When it comes to the Lord’s Supper, the problem of the haves and the have-nots has always been a very pressing one. Recall that in the church at Corinth, there was this problem even with the elements of the Supper itself. But this communion is a time of unity and union, not a time for competition and vainglory.
Many sins are two-sided, and bring reciprocal temptations with them. For example, when men love to desire, and women love to be desired, this is an example of a reciprocal temptation. It is the same kind of thing with the haves and have-nots. The have-nots love to envy and desire, and the haves love to be envied.
Grace annihilates all this. There are those who envy you your place at Christ’s Table, but it is deadly to rejoice in this, wanting to be envied. You will be, that will happen. But knowing this is very different than having an emotional need for it to happen.
God has chosen you to be here. But what do you have in this that is not a gift? There is a difference between being highly pleased with yourself (“what a fine fellow I must be to get this invitation”) and being profoundly grateful.

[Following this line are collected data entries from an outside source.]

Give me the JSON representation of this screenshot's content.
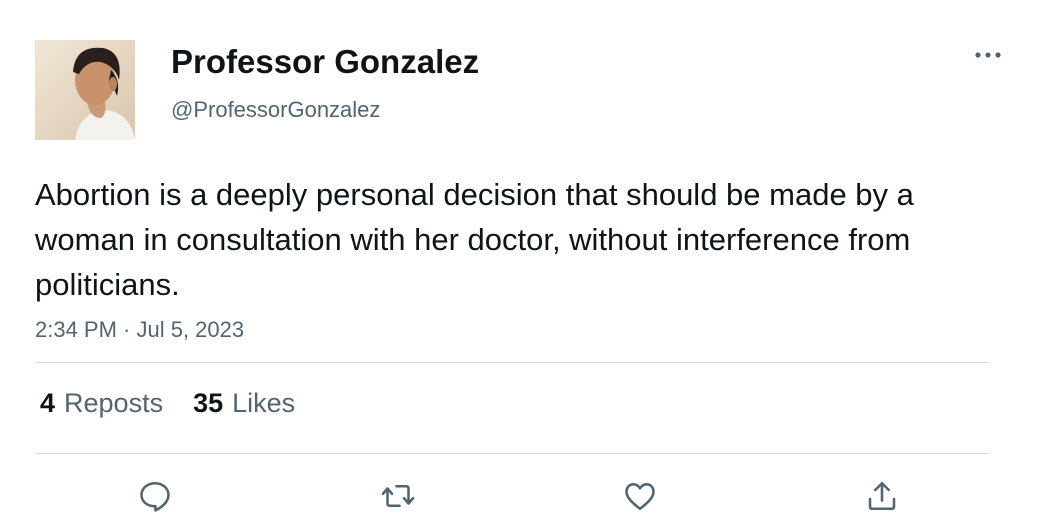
{
  "author": {
    "display_name": "Professor Gonzalez",
    "handle": "@ProfessorGonzalez"
  },
  "tweet": {
    "text": "Abortion is a deeply personal decision that should be made by a woman in consultation with her doctor, without interference from politicians.",
    "timestamp": "2:34 PM · Jul 5, 2023"
  },
  "stats": {
    "reposts_count": "4",
    "reposts_label": "Reposts",
    "likes_count": "35",
    "likes_label": "Likes"
  },
  "icons": {
    "more": "more-horizontal-icon",
    "reply": "reply-icon",
    "repost": "repost-icon",
    "like": "heart-icon",
    "share": "share-icon"
  },
  "colors": {
    "text_primary": "#0f1419",
    "text_secondary": "#536471",
    "divider": "#cfd9de"
  }
}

Both responses know something about the honor that has been conferred, but it is the second response that knows the nature of the honor—it is grace all the way down, grace from front to back, grace to the uttermost heavens. It is all sheer, unimaginable, infinite, majestic, sovereign gift.
Not only did we not merit or earn any of this, but we, all of us, actively demerited it. We forfeited it, first in our father Adam, and then again in our own career of sinning. But despite this, God, who is rich in mercy, invited us to come, to sit down with Him, to rejoice with Him, to commune with Him.
And we leap at the opportunity, although we are sometimes troubled by the fact that some of the other sinners around the Table appear to be taking advantage of the omniscient one.